Io gli risposi: «Se potessi esaudire ogni mio desiderio, voi sareste ancora tra i vivi;
poiché nella mia mente è ben presente, e ora mi commuove, la cara e buona immagine paterna di voi
quando nel mondo mi insegnavate di quando in quando come l'uomo acquista fama eterna: e finché vivrò la
mia lingua esprimerà quanto ciò mi sia gradito.
Io prendo nota ciò che narrate della mia vita, e mi riservo di farmelo spiegare insieme a un'altra profezia (di
Farinata) da una donna (Beatrice) che saprà farlo, se arriverò sino a lei.

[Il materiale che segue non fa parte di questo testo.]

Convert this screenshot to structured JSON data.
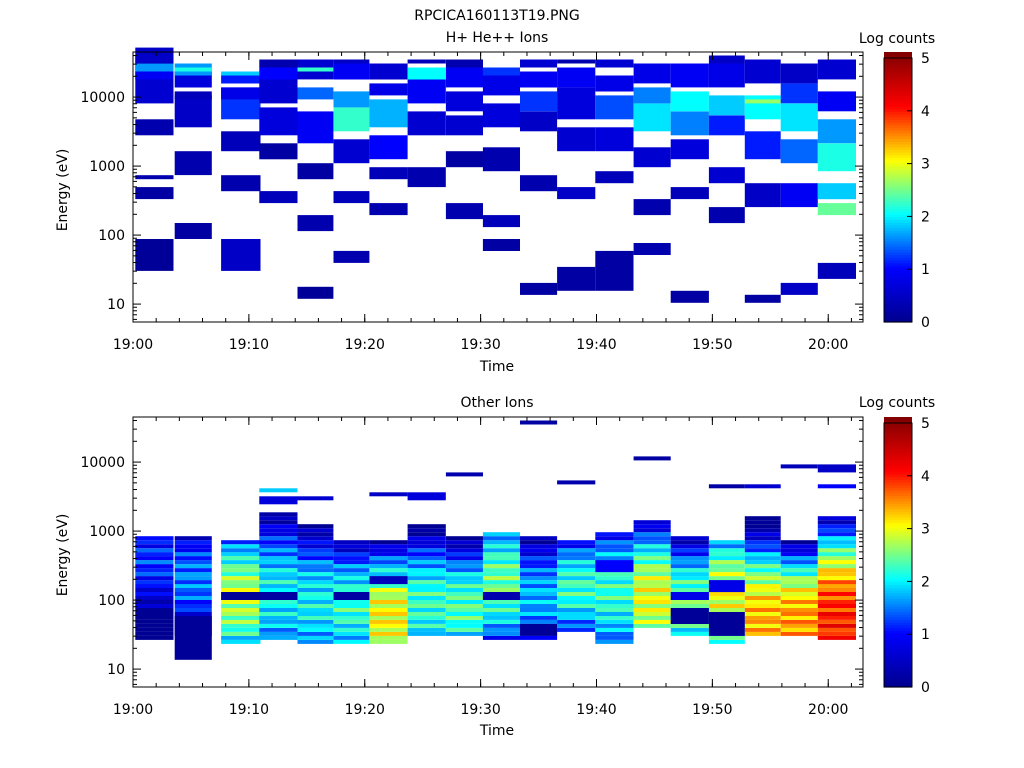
{
  "figure_title": "RPCICA160113T19.PNG",
  "colors": {
    "colormap": [
      "#00008c",
      "#0000ff",
      "#00ffff",
      "#ffff00",
      "#ff0000",
      "#7f0000"
    ]
  },
  "chart_data": [
    {
      "type": "heatmap",
      "title": "H+ He++ Ions",
      "xlabel": "Time",
      "ylabel": "Energy (eV)",
      "x_tick_labels": [
        "19:00",
        "19:10",
        "19:20",
        "19:30",
        "19:40",
        "19:50",
        "20:00"
      ],
      "x_tick_minutes": [
        0,
        10,
        20,
        30,
        40,
        50,
        60
      ],
      "xlim_minutes": [
        0,
        63
      ],
      "y_scale": "log",
      "ylim": [
        5.5,
        45000
      ],
      "y_tick_labels": [
        "10",
        "100",
        "1000",
        "10000"
      ],
      "y_tick_values": [
        10,
        100,
        1000,
        10000
      ],
      "colorbar": {
        "label": "Log counts",
        "range": [
          0,
          5
        ],
        "tick_labels": [
          "0",
          "1",
          "2",
          "3",
          "4",
          "5"
        ]
      },
      "time_bins_minutes": [
        [
          0.2,
          3.5
        ],
        [
          3.6,
          6.8
        ],
        [
          7.6,
          11.0
        ],
        [
          10.9,
          14.2
        ],
        [
          14.2,
          17.3
        ],
        [
          17.3,
          20.4
        ],
        [
          20.4,
          23.7
        ],
        [
          23.7,
          27.0
        ],
        [
          27.0,
          30.2
        ],
        [
          30.2,
          33.4
        ],
        [
          33.4,
          36.6
        ],
        [
          36.6,
          39.9
        ],
        [
          39.9,
          43.2
        ],
        [
          43.2,
          46.4
        ],
        [
          46.4,
          49.7
        ],
        [
          49.7,
          52.8
        ],
        [
          52.8,
          55.9
        ],
        [
          55.9,
          59.1
        ],
        [
          59.1,
          62.4
        ]
      ],
      "energy_range_eV": [
        8,
        40000
      ],
      "energy_bins": 64,
      "cells": [
        [
          0,
          10,
          8,
          0.1
        ],
        [
          0,
          28,
          3,
          0.2
        ],
        [
          0,
          44,
          4,
          0.3
        ],
        [
          0,
          52,
          8,
          0.6
        ],
        [
          0,
          58,
          6,
          0.9
        ],
        [
          0,
          60,
          2,
          1.6
        ],
        [
          0,
          62,
          4,
          0.5
        ],
        [
          0,
          33,
          1,
          0.3
        ],
        [
          1,
          18,
          4,
          0.2
        ],
        [
          1,
          34,
          6,
          0.3
        ],
        [
          1,
          46,
          8,
          0.5
        ],
        [
          1,
          56,
          4,
          0.7
        ],
        [
          1,
          59,
          3,
          1.6
        ],
        [
          1,
          60,
          1,
          2.1
        ],
        [
          1,
          53,
          2,
          0.4
        ],
        [
          2,
          10,
          8,
          0.5
        ],
        [
          2,
          30,
          4,
          0.3
        ],
        [
          2,
          40,
          5,
          0.4
        ],
        [
          2,
          48,
          8,
          1.2
        ],
        [
          2,
          53,
          3,
          0.8
        ],
        [
          2,
          57,
          2,
          1.1
        ],
        [
          2,
          59,
          1,
          1.8
        ],
        [
          3,
          27,
          3,
          0.4
        ],
        [
          3,
          38,
          4,
          0.2
        ],
        [
          3,
          44,
          7,
          0.7
        ],
        [
          3,
          52,
          6,
          0.6
        ],
        [
          3,
          58,
          3,
          1.0
        ],
        [
          3,
          61,
          2,
          0.3
        ],
        [
          4,
          3,
          3,
          0.1
        ],
        [
          4,
          20,
          4,
          0.3
        ],
        [
          4,
          33,
          4,
          0.2
        ],
        [
          4,
          42,
          8,
          0.9
        ],
        [
          4,
          53,
          3,
          1.4
        ],
        [
          4,
          58,
          5,
          0.6
        ],
        [
          4,
          60,
          1,
          2.2
        ],
        [
          5,
          12,
          3,
          0.3
        ],
        [
          5,
          27,
          3,
          0.4
        ],
        [
          5,
          37,
          6,
          0.6
        ],
        [
          5,
          45,
          6,
          2.2
        ],
        [
          5,
          51,
          4,
          1.6
        ],
        [
          5,
          58,
          4,
          0.9
        ],
        [
          5,
          62,
          1,
          0.5
        ],
        [
          6,
          24,
          3,
          0.3
        ],
        [
          6,
          33,
          3,
          0.4
        ],
        [
          6,
          38,
          6,
          1.0
        ],
        [
          6,
          46,
          7,
          1.7
        ],
        [
          6,
          54,
          3,
          0.8
        ],
        [
          6,
          58,
          4,
          0.6
        ],
        [
          7,
          31,
          5,
          0.3
        ],
        [
          7,
          44,
          6,
          0.6
        ],
        [
          7,
          52,
          6,
          0.9
        ],
        [
          7,
          58,
          3,
          2.0
        ],
        [
          7,
          62,
          1,
          0.4
        ],
        [
          8,
          23,
          4,
          0.3
        ],
        [
          8,
          36,
          4,
          0.2
        ],
        [
          8,
          44,
          5,
          0.6
        ],
        [
          8,
          50,
          5,
          0.7
        ],
        [
          8,
          56,
          5,
          0.9
        ],
        [
          8,
          61,
          2,
          0.3
        ],
        [
          9,
          15,
          3,
          0.2
        ],
        [
          9,
          21,
          3,
          0.4
        ],
        [
          9,
          35,
          6,
          0.3
        ],
        [
          9,
          46,
          6,
          0.7
        ],
        [
          9,
          54,
          5,
          0.8
        ],
        [
          9,
          59,
          2,
          1.2
        ],
        [
          10,
          4,
          3,
          0.2
        ],
        [
          10,
          30,
          4,
          0.3
        ],
        [
          10,
          45,
          5,
          0.5
        ],
        [
          10,
          50,
          5,
          1.2
        ],
        [
          10,
          56,
          4,
          0.9
        ],
        [
          10,
          61,
          2,
          0.6
        ],
        [
          11,
          5,
          6,
          0.2
        ],
        [
          11,
          28,
          3,
          0.5
        ],
        [
          11,
          40,
          6,
          0.6
        ],
        [
          11,
          48,
          8,
          0.7
        ],
        [
          11,
          56,
          5,
          0.9
        ],
        [
          11,
          62,
          1,
          0.3
        ],
        [
          12,
          5,
          10,
          0.2
        ],
        [
          12,
          32,
          3,
          0.4
        ],
        [
          12,
          40,
          6,
          0.7
        ],
        [
          12,
          48,
          6,
          1.3
        ],
        [
          12,
          55,
          4,
          0.8
        ],
        [
          12,
          61,
          2,
          0.6
        ],
        [
          13,
          14,
          3,
          0.3
        ],
        [
          13,
          24,
          4,
          0.3
        ],
        [
          13,
          36,
          5,
          0.6
        ],
        [
          13,
          45,
          7,
          1.9
        ],
        [
          13,
          52,
          4,
          1.5
        ],
        [
          13,
          57,
          5,
          0.8
        ],
        [
          14,
          2,
          3,
          0.2
        ],
        [
          14,
          28,
          3,
          0.4
        ],
        [
          14,
          38,
          5,
          0.7
        ],
        [
          14,
          44,
          6,
          1.5
        ],
        [
          14,
          50,
          5,
          2.0
        ],
        [
          14,
          56,
          6,
          0.9
        ],
        [
          15,
          22,
          4,
          0.3
        ],
        [
          15,
          32,
          4,
          0.6
        ],
        [
          15,
          44,
          5,
          1.1
        ],
        [
          15,
          49,
          5,
          1.8
        ],
        [
          15,
          56,
          6,
          0.8
        ],
        [
          15,
          62,
          2,
          0.5
        ],
        [
          16,
          2,
          2,
          0.2
        ],
        [
          16,
          26,
          6,
          0.5
        ],
        [
          16,
          38,
          7,
          1.1
        ],
        [
          16,
          48,
          6,
          2.0
        ],
        [
          16,
          52,
          1,
          2.6
        ],
        [
          16,
          57,
          6,
          0.6
        ],
        [
          17,
          4,
          3,
          0.5
        ],
        [
          17,
          26,
          6,
          0.9
        ],
        [
          17,
          37,
          6,
          1.4
        ],
        [
          17,
          45,
          7,
          1.9
        ],
        [
          17,
          52,
          5,
          1.2
        ],
        [
          17,
          57,
          5,
          0.5
        ],
        [
          18,
          8,
          4,
          0.4
        ],
        [
          18,
          24,
          3,
          2.4
        ],
        [
          18,
          28,
          4,
          1.8
        ],
        [
          18,
          35,
          7,
          2.1
        ],
        [
          18,
          42,
          6,
          1.6
        ],
        [
          18,
          50,
          5,
          0.9
        ],
        [
          18,
          58,
          5,
          0.6
        ]
      ]
    },
    {
      "type": "heatmap",
      "title": "Other Ions",
      "xlabel": "Time",
      "ylabel": "Energy (eV)",
      "x_tick_labels": [
        "19:00",
        "19:10",
        "19:20",
        "19:30",
        "19:40",
        "19:50",
        "20:00"
      ],
      "x_tick_minutes": [
        0,
        10,
        20,
        30,
        40,
        50,
        60
      ],
      "xlim_minutes": [
        0,
        63
      ],
      "y_scale": "log",
      "ylim": [
        5.5,
        45000
      ],
      "y_tick_labels": [
        "10",
        "100",
        "1000",
        "10000"
      ],
      "y_tick_values": [
        10,
        100,
        1000,
        10000
      ],
      "colorbar": {
        "label": "Log counts",
        "range": [
          0,
          5
        ],
        "tick_labels": [
          "0",
          "1",
          "2",
          "3",
          "4",
          "5"
        ]
      },
      "time_bins_minutes": [
        [
          0.2,
          3.5
        ],
        [
          3.6,
          6.8
        ],
        [
          7.6,
          11.0
        ],
        [
          10.9,
          14.2
        ],
        [
          14.2,
          17.3
        ],
        [
          17.3,
          20.4
        ],
        [
          20.4,
          23.7
        ],
        [
          23.7,
          27.0
        ],
        [
          27.0,
          30.2
        ],
        [
          30.2,
          33.4
        ],
        [
          33.4,
          36.6
        ],
        [
          36.6,
          39.9
        ],
        [
          39.9,
          43.2
        ],
        [
          43.2,
          46.4
        ],
        [
          46.4,
          49.7
        ],
        [
          49.7,
          52.8
        ],
        [
          52.8,
          55.9
        ],
        [
          55.9,
          59.1
        ],
        [
          59.1,
          62.4
        ]
      ],
      "energy_range_eV": [
        8,
        40000
      ],
      "energy_bins": 64,
      "profiles": [
        {
          "top_eV": 850,
          "bottom_eV": 28,
          "peak_eV": 350,
          "peak_level": 1.2
        },
        {
          "top_eV": 850,
          "bottom_eV": 30,
          "peak_eV": 200,
          "peak_level": 1.5
        },
        {
          "top_eV": 720,
          "bottom_eV": 22,
          "peak_eV": 110,
          "peak_level": 2.7
        },
        {
          "top_eV": 1900,
          "bottom_eV": 25,
          "peak_eV": 120,
          "peak_level": 2.0
        },
        {
          "top_eV": 1300,
          "bottom_eV": 22,
          "peak_eV": 90,
          "peak_level": 2.0
        },
        {
          "top_eV": 700,
          "bottom_eV": 22,
          "peak_eV": 80,
          "peak_level": 2.2
        },
        {
          "top_eV": 700,
          "bottom_eV": 24,
          "peak_eV": 55,
          "peak_level": 3.0
        },
        {
          "top_eV": 1300,
          "bottom_eV": 32,
          "peak_eV": 90,
          "peak_level": 2.2
        },
        {
          "top_eV": 850,
          "bottom_eV": 30,
          "peak_eV": 80,
          "peak_level": 2.3
        },
        {
          "top_eV": 1000,
          "bottom_eV": 25,
          "peak_eV": 180,
          "peak_level": 2.4
        },
        {
          "top_eV": 850,
          "bottom_eV": 25,
          "peak_eV": 110,
          "peak_level": 1.7
        },
        {
          "top_eV": 700,
          "bottom_eV": 35,
          "peak_eV": 150,
          "peak_level": 2.2
        },
        {
          "top_eV": 1000,
          "bottom_eV": 22,
          "peak_eV": 130,
          "peak_level": 2.2
        },
        {
          "top_eV": 1400,
          "bottom_eV": 40,
          "peak_eV": 110,
          "peak_level": 2.9
        },
        {
          "top_eV": 800,
          "bottom_eV": 30,
          "peak_eV": 90,
          "peak_level": 2.4
        },
        {
          "top_eV": 750,
          "bottom_eV": 22,
          "peak_eV": 110,
          "peak_level": 2.9
        },
        {
          "top_eV": 1600,
          "bottom_eV": 30,
          "peak_eV": 45,
          "peak_level": 3.3
        },
        {
          "top_eV": 750,
          "bottom_eV": 30,
          "peak_eV": 50,
          "peak_level": 3.4
        },
        {
          "top_eV": 1600,
          "bottom_eV": 28,
          "peak_eV": 50,
          "peak_level": 3.9
        }
      ],
      "extra_cells": [
        [
          1,
          4,
          11,
          0.1
        ],
        [
          2,
          19,
          2,
          0.1
        ],
        [
          3,
          19,
          2,
          0.2
        ],
        [
          5,
          19,
          2,
          0.2
        ],
        [
          6,
          23,
          2,
          0.4
        ],
        [
          9,
          19,
          2,
          0.3
        ],
        [
          10,
          10,
          3,
          0.1
        ],
        [
          12,
          26,
          3,
          1.0
        ],
        [
          14,
          19,
          2,
          0.8
        ],
        [
          14,
          13,
          4,
          0.1
        ],
        [
          15,
          10,
          6,
          0.1
        ],
        [
          15,
          21,
          3,
          0.8
        ],
        [
          8,
          50,
          1,
          0.3
        ],
        [
          10,
          63,
          1,
          0.2
        ],
        [
          11,
          48,
          1,
          0.3
        ],
        [
          13,
          54,
          1,
          0.2
        ],
        [
          15,
          47,
          1,
          0.2
        ],
        [
          16,
          47,
          1,
          0.6
        ],
        [
          17,
          52,
          1,
          0.4
        ],
        [
          18,
          51,
          2,
          0.5
        ],
        [
          18,
          47,
          1,
          1.0
        ],
        [
          3,
          43,
          2,
          0.7
        ],
        [
          4,
          44,
          1,
          0.6
        ],
        [
          6,
          45,
          1,
          0.5
        ],
        [
          7,
          44,
          2,
          0.7
        ],
        [
          3,
          46,
          1,
          1.8
        ]
      ]
    }
  ]
}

Io voglio che vi sia chiaro che sono pronto a ciò che la fortuna mi riserva, purché non mi rimorda la
coscienza.
Tale profezia non è nuova al mio orecchio: dunque la fortuna giri pure la sua ruota come vuole, e il
contadino ruoti la sua zappa».
Il mio maestro (Virgilio) allora si voltò indietro sulla destra e mi guardò, dicendo poi: «È buon ascoltatore chi
prende nota di ciò che gli vien detto».
Non per questo smisi di parlare con ser Brunetto, e gli domandai chi fossero i suoi compagni di pena più
importanti.
E lui a me: «È bene conoscerne qualcuno: degli altri sarà preferibile tacere, perché occorrerebbe troppo
tempo a elencarli tutti.
Sappi insomma che furono tutti chierici e importanti letterati di gran fama, la cui vita fu lercia dello stesso
peccato (sodomia).
Prisciano va con quella brutta schiera, e anche Francesco d'Accorso; e se avessi desiderio di vedere un tale
sudiciume, potresti vedere colui che il servo dei servi (Bonifacio VIII) trasferì da Firenze a Vicenza, dove morì
e lasciò i suoi sensi protesi al vizio.
Ti direi di più, ma il cammino e il discorso non possono prolungarsi, poiché vedo levarsi là nuovo fumo dal
sabbione.
Arrivano anime con la cui schiera non devo mescolarmi. Ti sia raccomandato il mio  Trésor  nel quale ho
ancora fama, e non chiedo altro».

Poi si voltò e sembrò uno di quelli che corrono il palio a Verona per il drappo verde, nella campagna; e
sembrò il vincitore, non il perdente.